Year of Award:
Molecular & Cellular Analysis Technologies
BEEBE, DAVID J
Other PI or Project Leader:
UNIVERSITY OF WISCONSIN-MADISON
It is becoming increasingly clear that cancer initiation and progression is actively regulated by signaling between neoplastic cells and their non-neoplastic neighbors. Yet current tools are not well suited to dissecting these multicell type conversations. While microfluidic-based tools have shown promise, typical embodiments present barriers to wide spread use. Here we propose to apply a microfluidic culture platform that utilizes surface tension effects to manipulate fluids allowing seamless integration with ubiquitous pipetting methods (manual and automated) eliminating the need for new infrastructure/equipment. Using this approach, we have developed a number of devices/ assays to probe cell-cell communication via soluble factors. Here we propose to rigorously validate the platform biologically and apply the technology to two important areas of inquiry in cancer biology - hormonal regulation and stromal-epithelial interactions. The long term goal of the hormonal regulation studies is to improve prediction of responsiveness to hormone therapies. Towards this goal we will first validate the microchannel assay using a panel of stress assays. This will be followed by determining the sensitivity of the assay, the use of a one way signaling system to explore ER? reciprocal signaling and finally a study of the ability of the assay to measure hormone resistance.
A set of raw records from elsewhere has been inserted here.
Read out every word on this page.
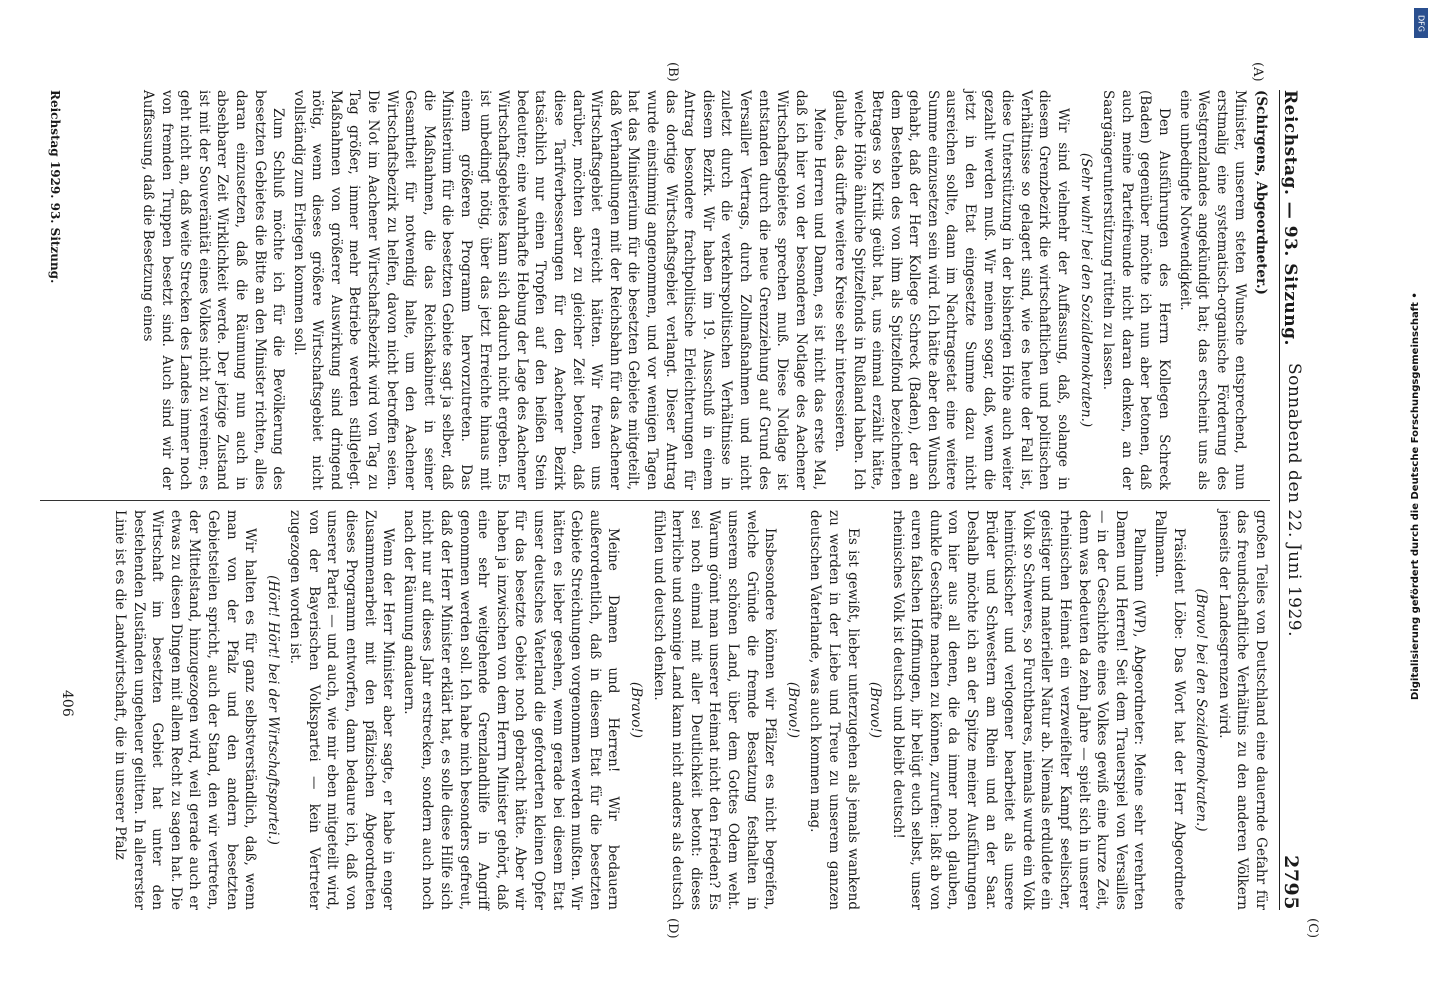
Reichstag. — 93. Sitzung.
Sonnabend den 22. Juni 1929.
2795
(A)
(B)
(C)
(D)

(Schirgens, Abgeordneter.)

Minister, unserem steten Wunsche entsprechend, nun erstmalig eine systematisch-organische Förderung des Westgrenzlandes angekündigt hat; das erscheint uns als eine unbedingte Notwendigkeit.

Den Ausführungen des Herrn Kollegen Schreck (Baden) gegenüber möchte ich nun aber betonen, daß auch meine Parteifreunde nicht daran denken, an der Saargängerunterstützung rütteln zu lassen.

(Sehr wahr! bei den Sozialdemokraten.)

Wir sind vielmehr der Auffassung, daß, solange in diesem Grenzbezirk die wirtschaftlichen und politischen Verhältnisse so gelagert sind, wie es heute der Fall ist, diese Unterstützung in der bisherigen Höhe auch weiter gezahlt werden muß. Wir meinen sogar, daß, wenn die jetzt in den Etat eingesetzte Summe dazu nicht ausreichen sollte, dann im Nachtragsetat eine weitere Summe einzusetzen sein wird. Ich hätte aber den Wunsch gehabt, daß der Herr Kollege Schreck (Baden), der an dem Bestehen des von ihm als Spitzelfond bezeichneten Betrages so Kritik geübt hat, uns einmal erzählt hätte, welche Höhe ähnliche Spitzelfonds in Rußland haben. Ich glaube, das dürfte weitere Kreise sehr interessieren.

Meine Herren und Damen, es ist nicht das erste Mal, daß ich hier von der besonderen Notlage des Aachener Wirtschaftsgebietes sprechen muß. Diese Notlage ist entstanden durch die neue Grenzziehung auf Grund des Versailler Vertrags, durch Zollmaßnahmen und nicht zuletzt durch die verkehrspolitischen Verhältnisse in diesem Bezirk. Wir haben im 19. Ausschuß in einem Antrag besondere frachtpolitische Erleichterungen für das dortige Wirtschaftsgebiet verlangt. Dieser Antrag wurde einstimmig angenommen, und vor wenigen Tagen hat das Ministerium für die besetzten Gebiete mitgeteilt, daß Verhandlungen mit der Reichsbahn für das Aachener Wirtschaftsgebiet erreicht hätten. Wir freuen uns darüber, möchten aber zu gleicher Zeit betonen, daß diese Tarifverbesserungen für den Aachener Bezirk tatsächlich nur einen Tropfen auf den heißen Stein bedeuten; eine wahrhafte Hebung der Lage des Aachener Wirtschaftsgebietes kann sich dadurch nicht ergeben. Es ist unbedingt nötig, über das jetzt Erreichte hinaus mit einem größeren Programm hervorzutreten. Das Ministerium für die besetzten Gebiete sagt ja selber, daß die Maßnahmen, die das Reichskabinett in seiner Gesamtheit für notwendig halte, um den Aachener Wirtschaftsbezirk zu helfen, davon nicht betroffen seien. Die Not im Aachener Wirtschaftsbezirk wird von Tag zu Tag größer, immer mehr Betriebe werden stillgelegt. Maßnahmen von größerer Auswirkung sind dringend nötig, wenn dieses größere Wirtschaftsgebiet nicht vollständig zum Erliegen kommen soll.

Zum Schluß möchte ich für die Bevölkerung des besetzten Gebietes die Bitte an den Minister richten, alles daran einzusetzen, daß die Räumung nun auch in absehbarer Zeit Wirklichkeit werde. Der jetzige Zustand ist mit der Souveränität eines Volkes nicht zu vereinen; es geht nicht an, daß weite Strecken des Landes immer noch von fremden Truppen besetzt sind. Auch sind wir der Auffassung, daß die Besetzung eines

großen Teiles von Deutschland eine dauernde Gefahr für das freundschaftliche Verhältnis zu den anderen Völkern jenseits der Landesgrenzen wird.

(Bravo! bei den Sozialdemokraten.)

Präsident Löbe: Das Wort hat der Herr Abgeordnete Pallmann.

Pallmann (WP), Abgeordneter: Meine sehr verehrten Damen und Herren! Seit dem Trauerspiel von Versailles — in der Geschichte eines Volkes gewiß eine kurze Zeit, denn was bedeuten da zehn Jahre — spielt sich in unserer rheinischen Heimat ein verzweifelter Kampf seelischer, geistiger und materieller Natur ab. Niemals erduldete ein Volk so Schweres, so Furchtbares, niemals wurde ein Volk heimtückischer und verlogener bearbeitet als unsere Brüder und Schwestern am Rhein und an der Saar. Deshalb möchte ich an der Spitze meiner Ausführungen von hier aus all denen, die da immer noch glauben, dunkle Geschäfte machen zu können, zurufen: laßt ab von euren falschen Hoffnungen, ihr belügt euch selbst, unser rheinisches Volk ist deutsch und bleibt deutsch!

(Bravo!)

Es ist gewißt, lieber unterzugehen als jemals wankend zu werden in der Liebe und Treue zu unserem ganzen deutschen Vaterlande, was auch kommen mag.

(Bravo!)

Insbesondere können wir Pfälzer es nicht begreifen, welche Gründe die fremde Besatzung festhalten in unserem schönen Land, über dem Gottes Odem weht. Warum gönnt man unserer Heimat nicht den Frieden? Es sei noch einmal mit aller Deutlichkeit betont: dieses herrliche und sonnige Land kann nicht anders als deutsch fühlen und deutsch denken.

(Bravo!)

Meine Damen und Herren! Wir bedauern außerordentlich, daß in diesem Etat für die besetzten Gebiete Streichungen vorgenommen werden mußten. Wir hätten es lieber gesehen, wenn gerade bei diesem Etat unser deutsches Vaterland die geforderten kleinen Opfer für das besetzte Gebiet noch gebracht hätte. Aber wir haben ja inzwischen von dem Herrn Minister gehört, daß eine sehr weitgehende Grenzlandhilfe in Angriff genommen werden soll. Ich habe mich besonders gefreut, daß der Herr Minister erklärt hat, es solle diese Hilfe sich nicht nur auf dieses Jahr erstrecken, sondern auch noch nach der Räumung andauern.

Wenn der Herr Minister aber sagte, er habe in enger Zusammenarbeit mit den pfälzischen Abgeordneten dieses Programm entworfen, dann bedaure ich, daß von unserer Partei — und auch, wie mir eben mitgeteilt wird, von der Bayerischen Volkspartei — kein Vertreter zugezogen worden ist.

(Hört! Hört! bei der Wirtschaftspartei.)

Wir halten es für ganz selbstverständlich, daß, wenn man von der Pfalz und den andern besetzten Gebietsteilen spricht, auch der Stand, den wir vertreten, der Mittelstand, hinzugezogen wird, weil gerade auch er etwas zu diesen Dingen mit allem Recht zu sagen hat. Die Wirtschaft im besetzten Gebiet hat unter den bestehenden Zuständen ungeheuer gelitten. In allererster Linie ist es die Landwirtschaft, die in unserer Pfalz

Reichstag 1929. 93. Sitzung.
406
Digitalisierung gefördert durch die Deutsche Forschungsgemeinschaft •
DFG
Regarding stromal-epithelial interactions, altered and activated cancer-associated fibroblasts (CAF) promote breast cancer growth and progression, whereas normal fibroblasts (NF) may keep cancer growth in check. Currently, our understanding of the molecular pathways involved in heterotypic stromal-epithelial signaling is limited. The systematic examination of these signaling pathways is hindered by the lack of a suitable in vitro assay platform. We propose to apply a microchannel three dimensional co-culture assay to examine the heterotypic interactions between human mammary fibroblasts and breast carcinoma cells. Broadly, we will apply the technology to monolayer (2D) culture, culture in matrices (3D) and primary cell culture. By evaluating the technology across both experimental and biological models we aim to enhance researchers' ability to identify and characterize molecular factors that influence cancer risk and progression.